‘Eight men and a woman… one betrayed the man Marie-Octobre really loved.’
Director Julien Duvivier’s 1959 black and white French drama Marie-Octobre [Secret Meeting] stars Danielle Darrieux, who is superb as Marie-Octobre in this gripping whodunit in which the former members of a WWII wartime French Resistance movement gather in a house in Paris to uncover a traitor and find out who betrayed their murdered leader 15 years ago.
Marie-Octobre has met someone who says their resistance group was betrayed from the inside, so she collects all nine members of the group together to find out the truth about the betrayal.
Most of the action takes place in a single room where the claustrophobic and tense atmosphere thickens inexorably thanks to the fine performances and Duvivier’s taut handling, using long takes as pioneered by Hitchcock’s Rope.
It also stars Serge Reggiani, Bernard Blier, Paul Meurisse, Noël Roquevert, Lino Ventura, Paul Guers, Paul Frankeur, Robert Dalban, Jeanne Fusier-Gir and Daniel Invernel.
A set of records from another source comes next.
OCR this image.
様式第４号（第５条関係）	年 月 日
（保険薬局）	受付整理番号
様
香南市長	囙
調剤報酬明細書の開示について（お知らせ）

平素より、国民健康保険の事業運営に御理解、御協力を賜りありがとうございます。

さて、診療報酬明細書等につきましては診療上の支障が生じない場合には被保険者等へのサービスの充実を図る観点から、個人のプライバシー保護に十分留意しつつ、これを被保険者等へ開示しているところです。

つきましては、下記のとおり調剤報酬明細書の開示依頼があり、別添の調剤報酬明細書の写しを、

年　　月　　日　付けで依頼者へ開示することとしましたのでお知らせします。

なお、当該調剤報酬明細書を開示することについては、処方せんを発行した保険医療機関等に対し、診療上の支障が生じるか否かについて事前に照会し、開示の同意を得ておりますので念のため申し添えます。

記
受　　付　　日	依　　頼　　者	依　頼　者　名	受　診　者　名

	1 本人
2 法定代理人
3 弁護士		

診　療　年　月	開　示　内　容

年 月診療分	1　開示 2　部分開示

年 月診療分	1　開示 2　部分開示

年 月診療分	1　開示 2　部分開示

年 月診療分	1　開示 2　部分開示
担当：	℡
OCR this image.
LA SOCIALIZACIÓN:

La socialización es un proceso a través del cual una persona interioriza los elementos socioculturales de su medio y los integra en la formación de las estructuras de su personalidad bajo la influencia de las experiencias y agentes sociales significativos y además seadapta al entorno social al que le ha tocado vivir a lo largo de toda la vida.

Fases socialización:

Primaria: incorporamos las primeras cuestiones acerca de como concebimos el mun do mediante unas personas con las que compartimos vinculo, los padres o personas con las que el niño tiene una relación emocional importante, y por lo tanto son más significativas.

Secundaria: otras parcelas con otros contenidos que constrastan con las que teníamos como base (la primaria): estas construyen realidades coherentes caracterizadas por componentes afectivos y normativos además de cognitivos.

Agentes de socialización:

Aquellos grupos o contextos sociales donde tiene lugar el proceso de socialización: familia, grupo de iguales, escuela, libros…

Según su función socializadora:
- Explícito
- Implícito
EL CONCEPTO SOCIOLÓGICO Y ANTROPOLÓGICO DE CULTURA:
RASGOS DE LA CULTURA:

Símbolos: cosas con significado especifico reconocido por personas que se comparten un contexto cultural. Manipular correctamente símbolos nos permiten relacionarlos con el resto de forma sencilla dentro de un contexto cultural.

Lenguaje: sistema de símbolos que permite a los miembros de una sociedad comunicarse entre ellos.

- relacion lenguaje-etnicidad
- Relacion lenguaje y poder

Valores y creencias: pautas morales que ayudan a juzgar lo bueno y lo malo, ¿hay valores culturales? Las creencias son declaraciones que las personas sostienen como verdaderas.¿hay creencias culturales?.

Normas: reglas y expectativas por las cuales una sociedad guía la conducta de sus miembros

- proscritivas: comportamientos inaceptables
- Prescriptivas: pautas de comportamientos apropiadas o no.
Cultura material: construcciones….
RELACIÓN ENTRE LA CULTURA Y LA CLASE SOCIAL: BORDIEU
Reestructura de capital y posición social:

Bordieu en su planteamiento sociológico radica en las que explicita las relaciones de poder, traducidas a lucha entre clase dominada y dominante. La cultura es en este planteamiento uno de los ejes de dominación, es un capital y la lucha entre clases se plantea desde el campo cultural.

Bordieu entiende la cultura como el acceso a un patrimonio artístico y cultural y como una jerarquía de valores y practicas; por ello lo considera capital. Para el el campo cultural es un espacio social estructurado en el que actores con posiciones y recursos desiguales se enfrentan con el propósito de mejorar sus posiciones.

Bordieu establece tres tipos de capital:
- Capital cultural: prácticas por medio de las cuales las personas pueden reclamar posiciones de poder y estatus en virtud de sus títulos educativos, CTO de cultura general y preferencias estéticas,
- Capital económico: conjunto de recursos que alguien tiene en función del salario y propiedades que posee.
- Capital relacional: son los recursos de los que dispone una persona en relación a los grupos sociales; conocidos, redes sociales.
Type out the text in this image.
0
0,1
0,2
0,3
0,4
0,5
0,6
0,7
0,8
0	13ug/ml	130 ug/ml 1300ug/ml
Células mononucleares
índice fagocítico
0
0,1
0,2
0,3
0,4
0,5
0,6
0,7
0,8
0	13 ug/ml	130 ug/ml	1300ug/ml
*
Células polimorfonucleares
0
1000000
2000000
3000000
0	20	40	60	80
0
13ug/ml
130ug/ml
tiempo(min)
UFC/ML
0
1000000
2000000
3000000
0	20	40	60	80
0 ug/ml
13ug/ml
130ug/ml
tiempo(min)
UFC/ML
Fine cast, fine film.
The screenplay by Julien Duvivier (scenario), Jacques Robert (scenario) and Henri Jeanson (dialogue) is based on the novel by Jacques Robert.
It is shot at Studios de Boulogne, Avenue Jean-Baptiste Clément, Boulogne-Billancourt, Hauts-de-Seine, France.
Marie-Octobre [Secret Meeting] is directed by Julien Duvivier, runs 102 minutes, is made by Abbey Films, Doxa Films, Orex Films and Société Française du Théatre et Cinéma, is released by Pathé, is written by Julien Duvivier (scenario), Jacques Robert (scenario) and Henri Jeanson (dialogue), based on the novel by Jacques Robert is shot in black and white by Robert Lefebvre, is produced by Lucien Viard, is scored by Jean Yatove and is designed by Georges Wakhévitch.